Alpine forgot all about the presentation due in Ethics 101 in two hours. He had a conglomeration of photos on his computer. A mix of people, places, and things, nouns he could mash together like words to spew out in front of a PowerPoint that would make him sound like he’d been up all night preparing the thing.
That was his hope.
His mother had always said he had the gift of horseshit. She had bragged on his ability to preach off the cuff in church, toast his friends or family, or make up a story of some kind or other to fit any occasion. He’d been half awake through most of the classes Dr. Shoenbaum had led, taken halfway decent notes, he could make up something. He was sure of it.
Alpine launched himself into his last minute, if halfassed and overconfident approach to presentation creation for Ethics 101. He needed five minutes so he chose ten poignant pictures of people and animals from his camera roll. Alpine checked his notes to stay on topic, and began to weave his words through the pictures, and create connection slides. He even made a flow chart and a bar graph. Alpine was full of himself. His mother was right when she said he had the gift of horseshit. He was a born con artist.
The presentation was beautiful. It ranged from a bridge in the mountains, to happy children, to cats.
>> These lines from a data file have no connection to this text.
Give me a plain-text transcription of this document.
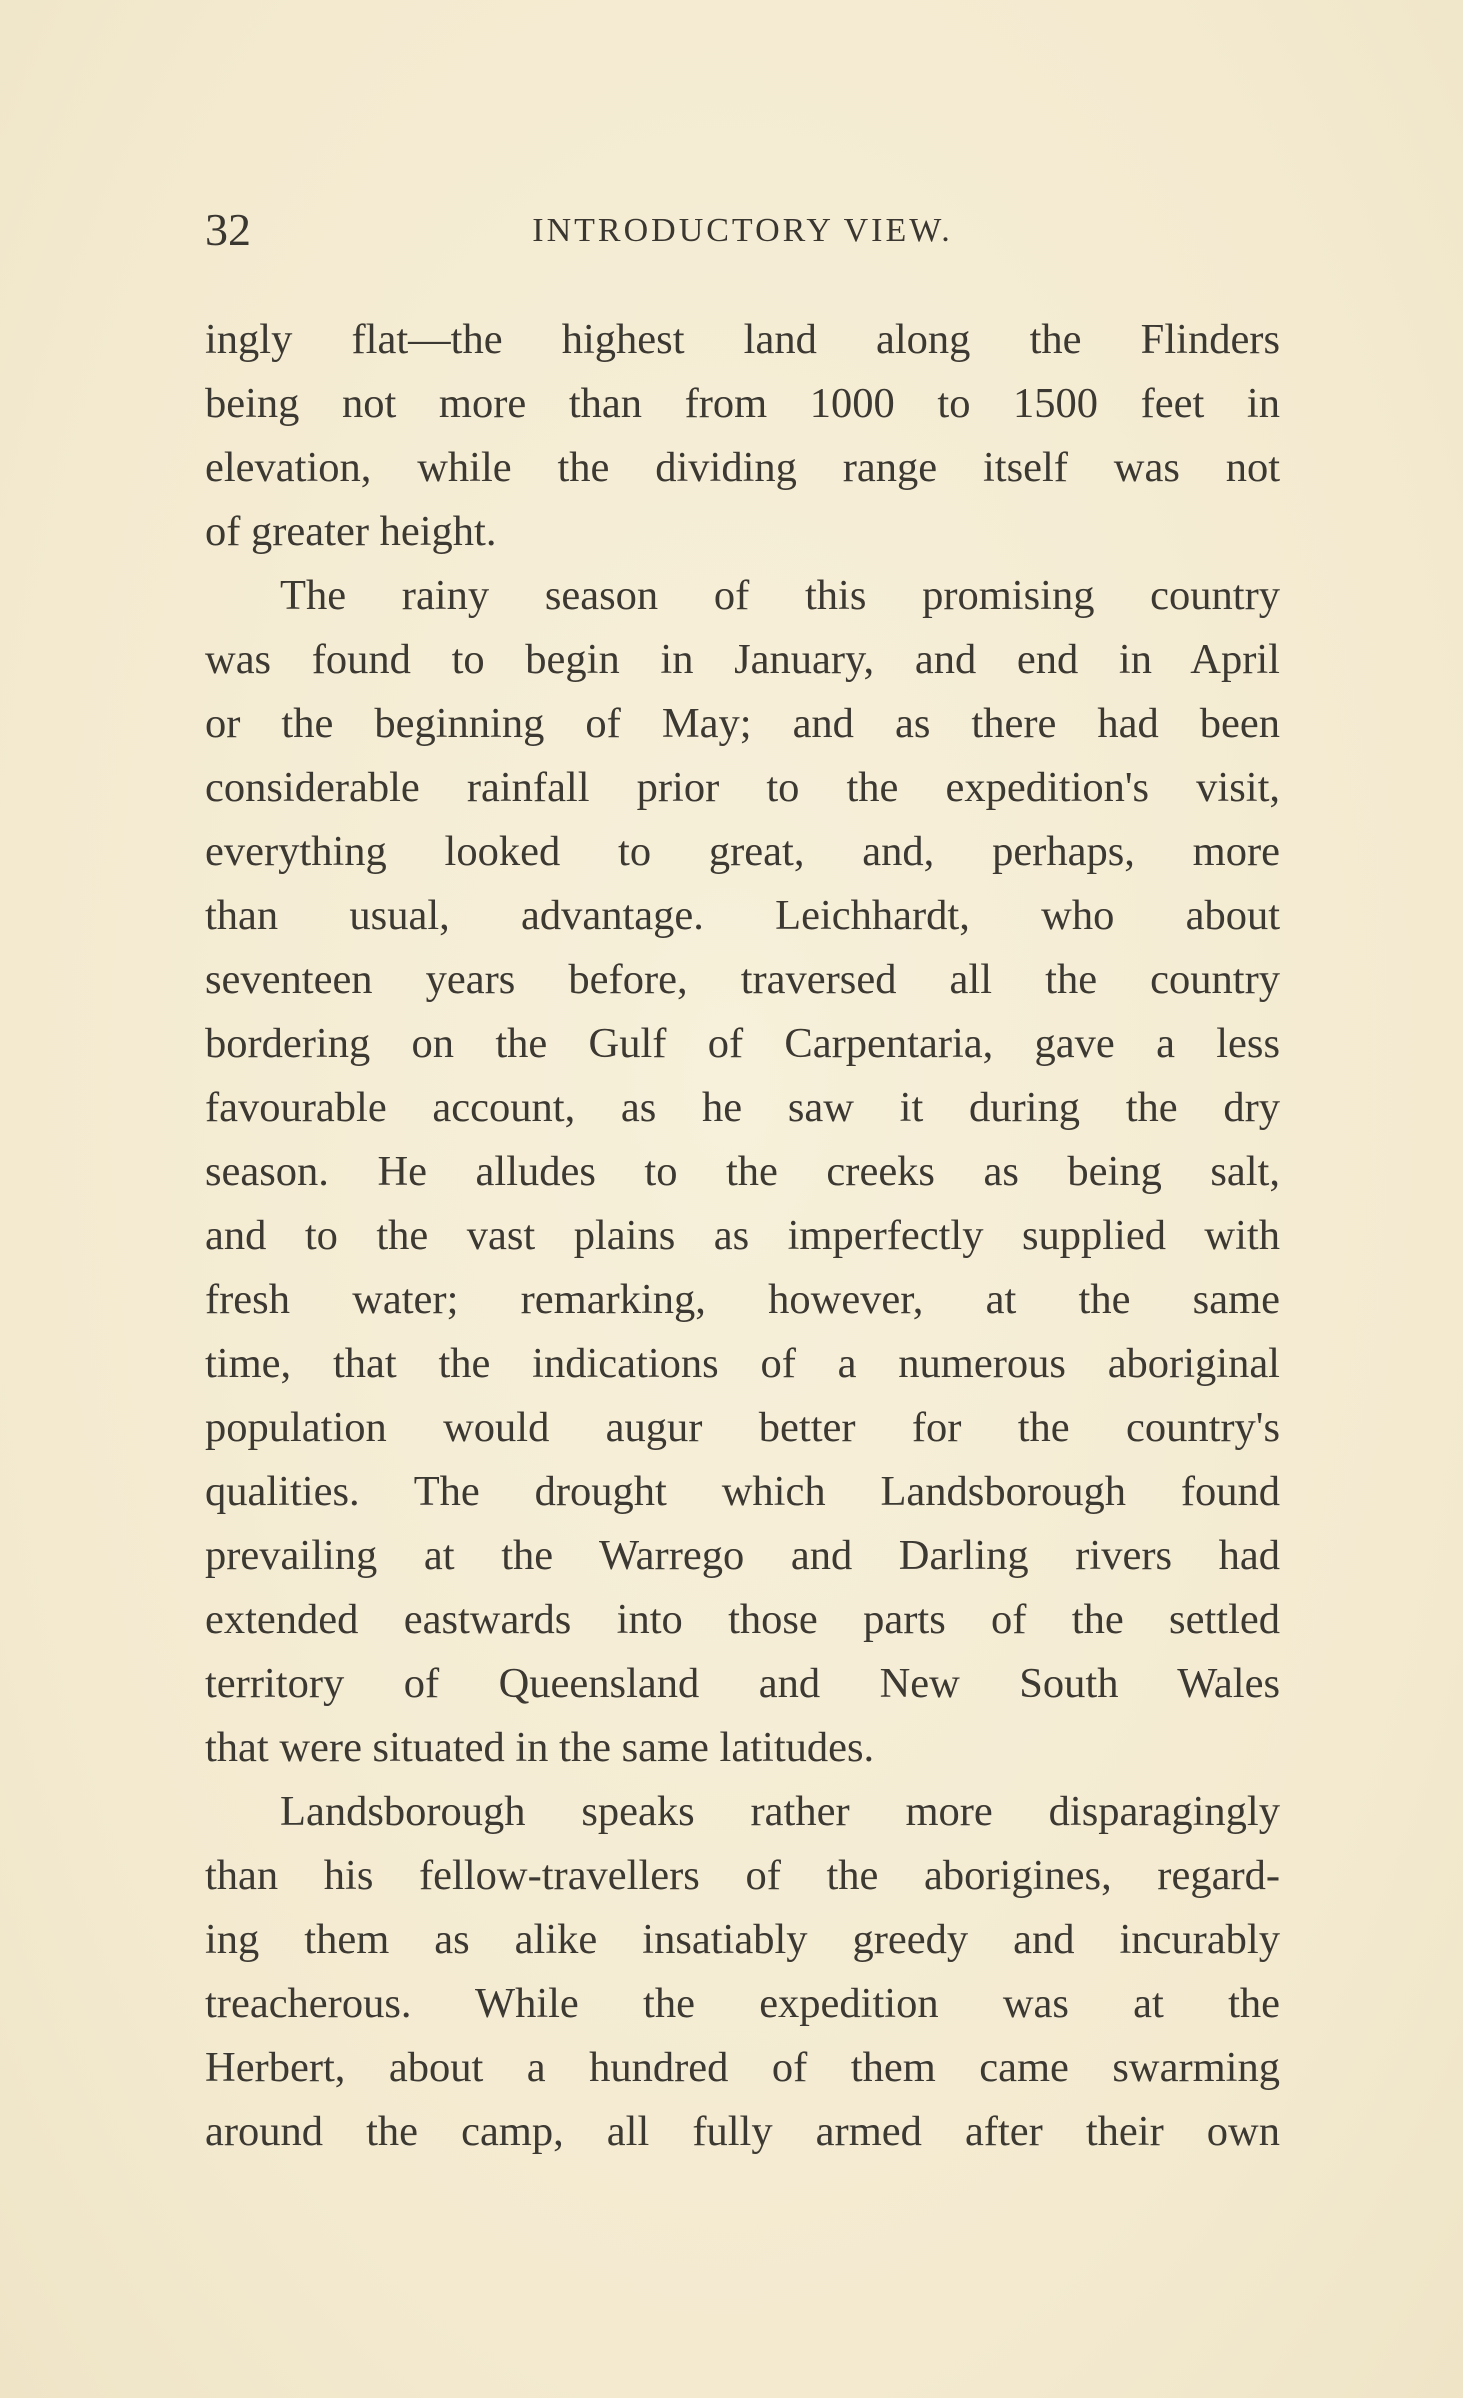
32	INTRODUCTORY VIEW.
ingly flat—the highest land along the Flinders
being not more than from 1000 to 1500 feet in
elevation, while the dividing range itself was not
of greater height.
The rainy season of this promising country
was found to begin in January, and end in April
or the beginning of May; and as there had been
considerable rainfall prior to the expedition's visit,
everything looked to great, and, perhaps, more
than usual, advantage. Leichhardt, who about
seventeen years before, traversed all the country
bordering on the Gulf of Carpentaria, gave a less
favourable account, as he saw it during the dry
season. He alludes to the creeks as being salt,
and to the vast plains as imperfectly supplied with
fresh water; remarking, however, at the same
time, that the indications of a numerous aboriginal
population would augur better for the country's
qualities. The drought which Landsborough found
prevailing at the Warrego and Darling rivers had
extended eastwards into those parts of the settled
territory of Queensland and New South Wales
that were situated in the same latitudes.
Landsborough speaks rather more disparagingly
than his fellow-travellers of the aborigines, regard-
ing them as alike insatiably greedy and incurably
treacherous. While the expedition was at the
Herbert, about a hundred of them came swarming
around the camp, all fully armed after their own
It questioned man’s responsibilities to the earth as well as to his fellow man, it even broached the question of euthanasia. Like any good presentation, it left the audience with more questions than answers. Alpine had a quick, if chaotic mind. He pulled off his presentation with aplomb. Dr. Soenbaum was pleased.
Alpine learned two things from Ethics 101. One, that either people didn’t expect as much from him as he thought they did or that their standards were lower than he expected. His halfassed approach to life seemed to work just fine. And two, his mother’s declaration that his gift of horseshit would carry him far.